GuideAlignment

A Practical Guide to Frontier Alignment Data

What alignment data actually is — SFT, RLHF, DPO, red teaming — how the formats differ, and how to specify quality so expert data improves your model instead of polluting it.

By Data Team

Frontier alignment data is expert-produced training and evaluation data used to align large model behavior with human intent during post-training. It spans supervised fine-tuning demonstrations, preference data for RLHF and DPO, reasoning traces, and adversarial red-teaming prompts.

The four formats that matter

SFT demonstrations

Prompt–response pairs where the response is exactly what you want the model to produce. Quality requirement: the response must be correct, not merely fluent — which is why generalist annotation pools fail on technical domains.

Preference data (RLHF / DPO)

Pairs or rankings of candidate responses judged against a rubric. The rubric is the product: ambiguous rubrics produce noisy preferences, and noisy preferences produce reward hacking.

Reasoning traces

Step-by-step chains of thought written or verified by domain experts. These are the highest-leverage and highest-cost format — a single wrong step teaches the model to be confidently wrong.
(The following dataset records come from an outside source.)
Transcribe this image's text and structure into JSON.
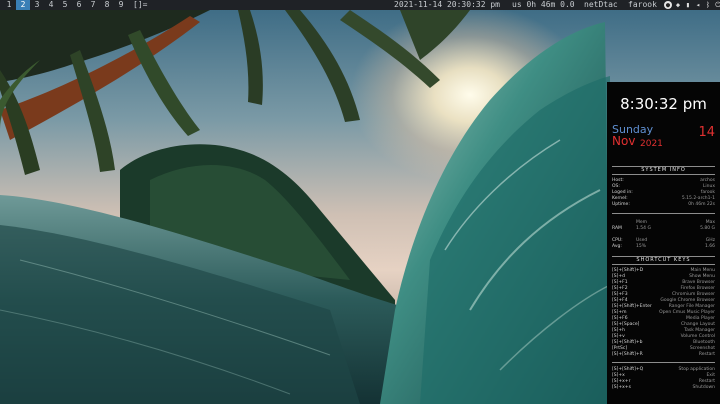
{
  "topbar": {
    "workspaces": [
      "1",
      "2",
      "3",
      "4",
      "5",
      "6",
      "7",
      "8",
      "9"
    ],
    "active_workspace": "2",
    "layout_indicator": "[]=",
    "datetime": "2021-11-14 20:30:32 pm",
    "uptime": "us 0h 46m 0.0",
    "network": "netDtac",
    "user": "farook"
  },
  "conky": {
    "clock": "8:30:32 pm",
    "day": "Sunday",
    "month": "Nov",
    "year": "2021",
    "day_number": "14",
    "system_info_title": "SYSTEM INFO",
    "system_info": [
      {
        "k": "Host:",
        "v": "archos"
      },
      {
        "k": "OS:",
        "v": "Linux"
      },
      {
        "k": "Loged in:",
        "v": "farook"
      },
      {
        "k": "Kernel:",
        "v": "5.15.2-arch1-1"
      },
      {
        "k": "Uptime:",
        "v": "0h 46m 22s"
      }
    ],
    "mem_table": [
      {
        "c0": "",
        "c1": "Mem",
        "c2": "Max"
      },
      {
        "c0": "RAM",
        "c1": "1.54 G",
        "c2": "5.80 G"
      }
    ],
    "cpu_table": [
      {
        "c0": "CPU:",
        "c1": "Used",
        "c2": "GHz"
      },
      {
        "c0": "Avg:",
        "c1": "15%",
        "c2": "1.66"
      }
    ],
    "shortcut_title": "SHORTCUT KEYS",
    "shortcuts": [
      {
        "k": "[S]+[Shift]+D",
        "v": "Main Menu"
      },
      {
        "k": "[S]+d",
        "v": "Show Menu"
      },
      {
        "k": "[S]+F1",
        "v": "Brave Browser"
      },
      {
        "k": "[S]+F2",
        "v": "Firefox Browser"
      },
      {
        "k": "[S]+F3",
        "v": "Chromium Browser"
      },
      {
        "k": "[S]+F4",
        "v": "Google Chrome Browser"
      },
      {
        "k": "[S]+[Shift]+Enter",
        "v": "Ranger File Manager"
      },
      {
        "k": "[S]+m",
        "v": "Open Cmus Music Player"
      },
      {
        "k": "[S]+F6",
        "v": "Media Player"
      },
      {
        "k": "[S]+[Space]",
        "v": "Change Layout"
      },
      {
        "k": "[S]+h",
        "v": "Task Manager"
      },
      {
        "k": "[S]+v",
        "v": "Volume Control"
      },
      {
        "k": "[S]+[Shift]+b",
        "v": "Bluetooth"
      },
      {
        "k": "[PrtSc]",
        "v": "Screenshot"
      },
      {
        "k": "[S]+[Shift]+R",
        "v": "Restart"
      }
    ],
    "power_keys": [
      {
        "k": "[S]+[Shift]+Q",
        "v": "Stop application"
      },
      {
        "k": "[S]+x",
        "v": "Exit"
      },
      {
        "k": "[S]+x+r",
        "v": "Restart"
      },
      {
        "k": "[S]+x+s",
        "v": "Shutdown"
      }
    ]
  }
}
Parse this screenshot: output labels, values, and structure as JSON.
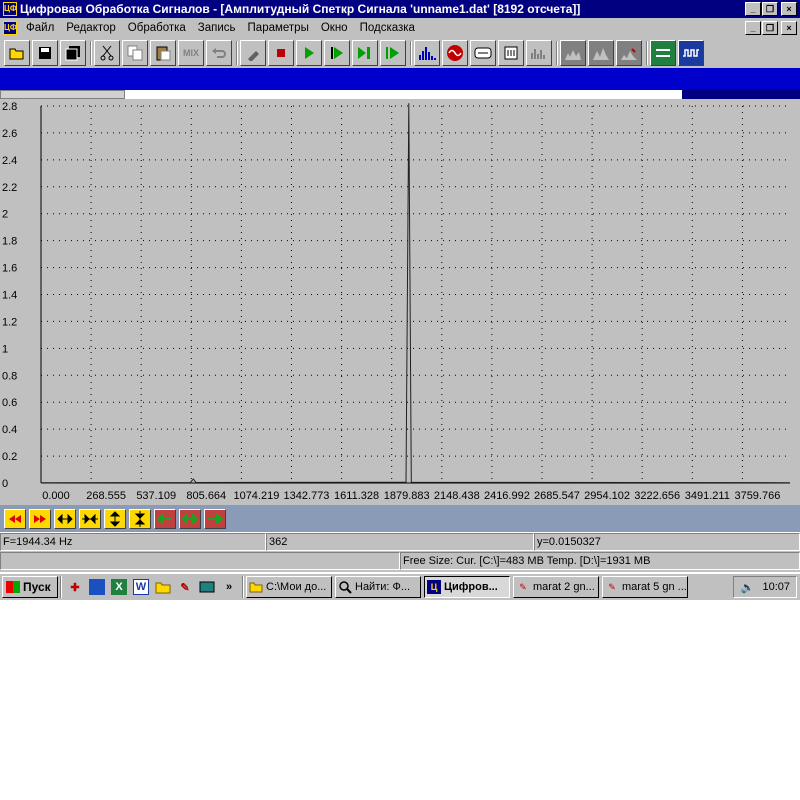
{
  "window": {
    "title": "Цифровая Обработка Сигналов - [Амплитудный Спеткр Сигнала 'unname1.dat' [8192 отсчета]]",
    "app_icon": "ЦФ"
  },
  "menu": [
    "Файл",
    "Редактор",
    "Обработка",
    "Запись",
    "Параметры",
    "Окно",
    "Подсказка"
  ],
  "toolbar_icons": [
    "open-icon",
    "save-icon",
    "save-all-icon",
    "cut-icon",
    "copy-icon",
    "paste-icon",
    "mix-icon",
    "undo-icon",
    "probe-icon",
    "stop-icon",
    "play-icon",
    "play-step-icon",
    "play-to-end-icon",
    "play-loop-icon",
    "spectrum-icon",
    "signal-icon",
    "filter1-icon",
    "filter2-icon",
    "filter3-icon",
    "graph1-icon",
    "graph2-icon",
    "graph3-icon",
    "channels-icon",
    "wave-icon"
  ],
  "toolbar_mix_label": "MIX",
  "chart_data": {
    "type": "line",
    "yticks": [
      "2.8",
      "2.6",
      "2.4",
      "2.2",
      "2",
      "1.8",
      "1.6",
      "1.4",
      "1.2",
      "1",
      "0.8",
      "0.6",
      "0.4",
      "0.2",
      "0"
    ],
    "xticks": [
      "0.000",
      "268.555",
      "537.109",
      "805.664",
      "1074.219",
      "1342.773",
      "1611.328",
      "1879.883",
      "2148.438",
      "2416.992",
      "2685.547",
      "2954.102",
      "3222.656",
      "3491.211",
      "3759.766"
    ],
    "ylim": [
      0,
      2.8
    ],
    "xlim": [
      0,
      3960
    ],
    "grid": true,
    "series": [
      {
        "points": [
          [
            0,
            0.002
          ],
          [
            790,
            0.004
          ],
          [
            805,
            0.03
          ],
          [
            820,
            0.004
          ],
          [
            1930,
            0.006
          ],
          [
            1944.34,
            2.82
          ],
          [
            1958,
            0.006
          ],
          [
            3960,
            0.002
          ]
        ]
      }
    ]
  },
  "nav_icons": [
    "rewind-icon",
    "fast-forward-icon",
    "expand-horizontal-icon",
    "compress-horizontal-icon",
    "expand-vertical-icon",
    "compress-vertical-icon",
    "arrow-left-icon",
    "arrow-both-icon",
    "arrow-right-icon"
  ],
  "status": {
    "frequency": "F=1944.34 Hz",
    "index": "362",
    "y_value": "y=0.0150327",
    "free_size": "Free Size: Cur. [C:\\]=483 MB Temp. [D:\\]=1931 MB"
  },
  "taskbar": {
    "start": "Пуск",
    "more": "»",
    "tasks": [
      {
        "label": "C:\\Мои до...",
        "icon": "folder-icon"
      },
      {
        "label": "Найти: Ф...",
        "icon": "find-icon"
      },
      {
        "label": "Цифров...",
        "icon": "app-icon",
        "active": true
      },
      {
        "label": "marat 2 gn...",
        "icon": "paint-icon"
      },
      {
        "label": "marat 5 gn ...",
        "icon": "paint-icon"
      }
    ],
    "time": "10:07"
  }
}
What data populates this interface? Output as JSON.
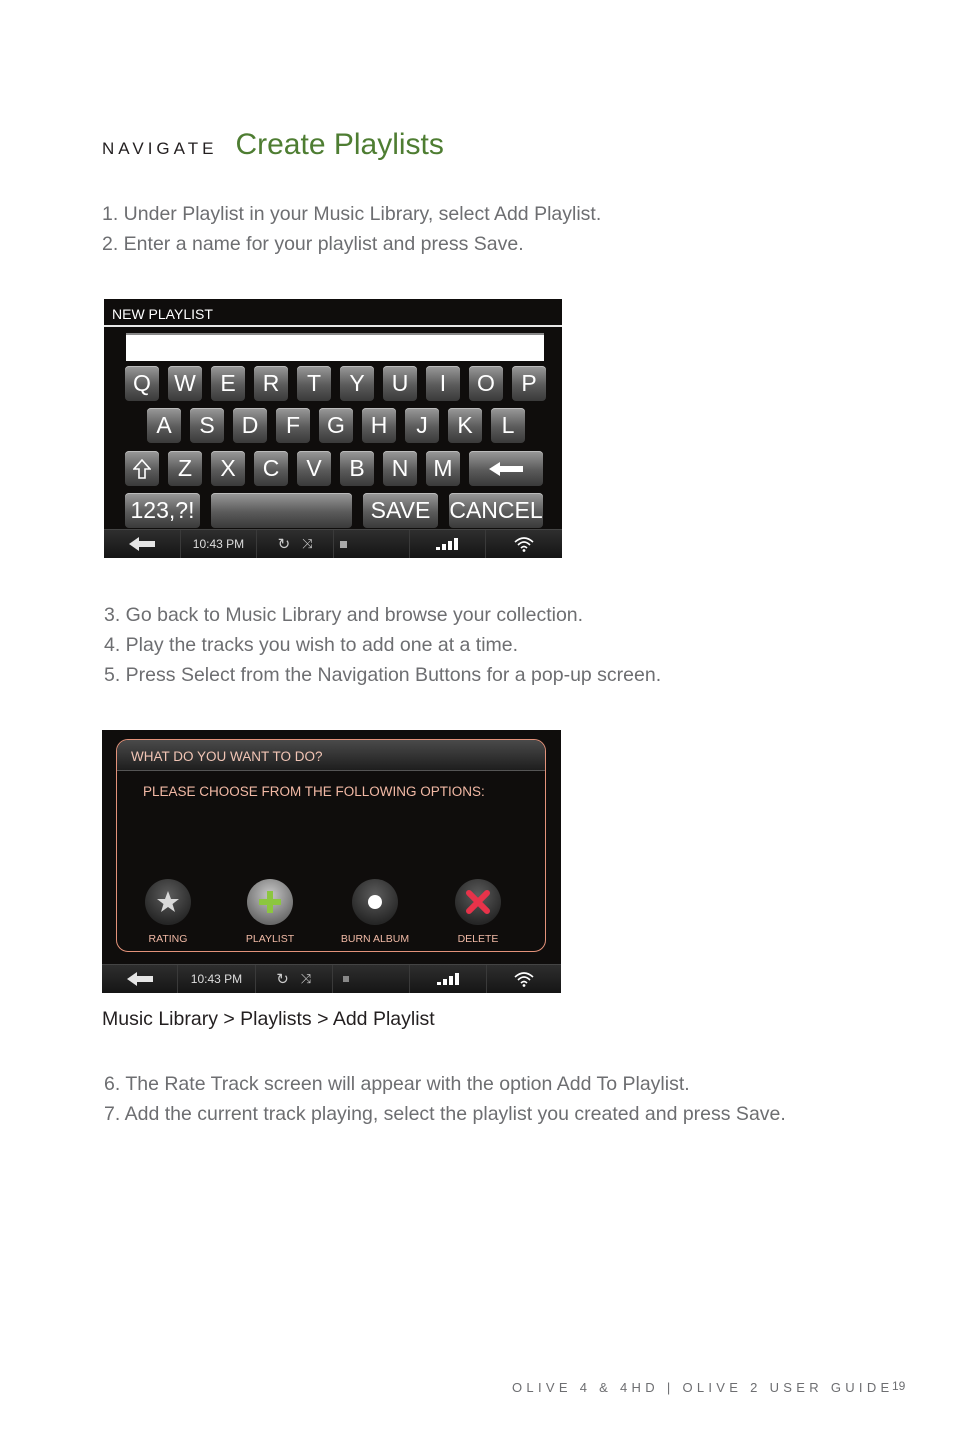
{
  "heading": {
    "kicker": "NAVIGATE",
    "title": "Create Playlists"
  },
  "steps_a": [
    "1. Under Playlist in your Music Library, select Add Playlist.",
    "2. Enter a name for your playlist and press Save."
  ],
  "keyboard_screen": {
    "header": "NEW PLAYLIST",
    "input_value": "",
    "rows": [
      [
        "Q",
        "W",
        "E",
        "R",
        "T",
        "Y",
        "U",
        "I",
        "O",
        "P"
      ],
      [
        "A",
        "S",
        "D",
        "F",
        "G",
        "H",
        "J",
        "K",
        "L"
      ],
      [
        "Z",
        "X",
        "C",
        "V",
        "B",
        "N",
        "M"
      ]
    ],
    "shift_icon": "shift-arrow-icon",
    "backspace_icon": "backspace-arrow-icon",
    "numbers_label": "123,?!",
    "space_label": "",
    "save_label": "SAVE",
    "cancel_label": "CANCEL",
    "status": {
      "time": "10:43 PM"
    }
  },
  "steps_b": [
    "3. Go back to Music Library and browse your collection.",
    "4. Play the tracks you wish to add one at a time.",
    "5. Press Select from the Navigation Buttons for a pop-up screen."
  ],
  "popup_screen": {
    "title": "WHAT DO YOU WANT TO DO?",
    "subtitle": "PLEASE CHOOSE FROM THE FOLLOWING OPTIONS:",
    "options": [
      {
        "label": "RATING",
        "icon": "star-icon"
      },
      {
        "label": "PLAYLIST",
        "icon": "plus-icon"
      },
      {
        "label": "BURN ALBUM",
        "icon": "disc-icon"
      },
      {
        "label": "DELETE",
        "icon": "x-icon"
      }
    ],
    "status": {
      "time": "10:43 PM"
    }
  },
  "caption": "Music Library > Playlists > Add Playlist",
  "steps_c": [
    "6. The Rate Track screen will appear with the option Add To Playlist.",
    "7. Add the current track playing, select the playlist you created and press Save."
  ],
  "footer": {
    "guide": "OLIVE 4 & 4HD | OLIVE 2 USER GUIDE",
    "page": "19"
  },
  "colors": {
    "title_green": "#4e7d32",
    "popup_accent": "#e3927a",
    "plus_green": "#8cc63f",
    "delete_red": "#e8334a"
  }
}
Adversarial / red-team data

Prompts designed to elicit failures, paired with annotations of what failed and why. Useful both for safety training and for building private evaluation sets.

How to specify quality

DimensionWeak specStrong spec
Expertise"experienced annotators"named domains, screening pass rates, calibration scores
Agreementunmeasuredper-dimension inter-annotator agreement targets
Gold tasksnoneseeded %, refresh cadence, drift thresholds
Reviewsingle passindependent dual review + disagreement resolution

The mistake most teams make

Buying volume before calibrating. Run a small pilot, measure agreement against your own researchers' judgments, fix the rubric, then scale. Data produced before calibration is usually a write-off.

Where this fits in the data engine

Alignment data is one cycle of a loop: evaluation findings define the next data specification. If your vendor cannot tell you which failure modes a batch is meant to close, you are buying data, not progress.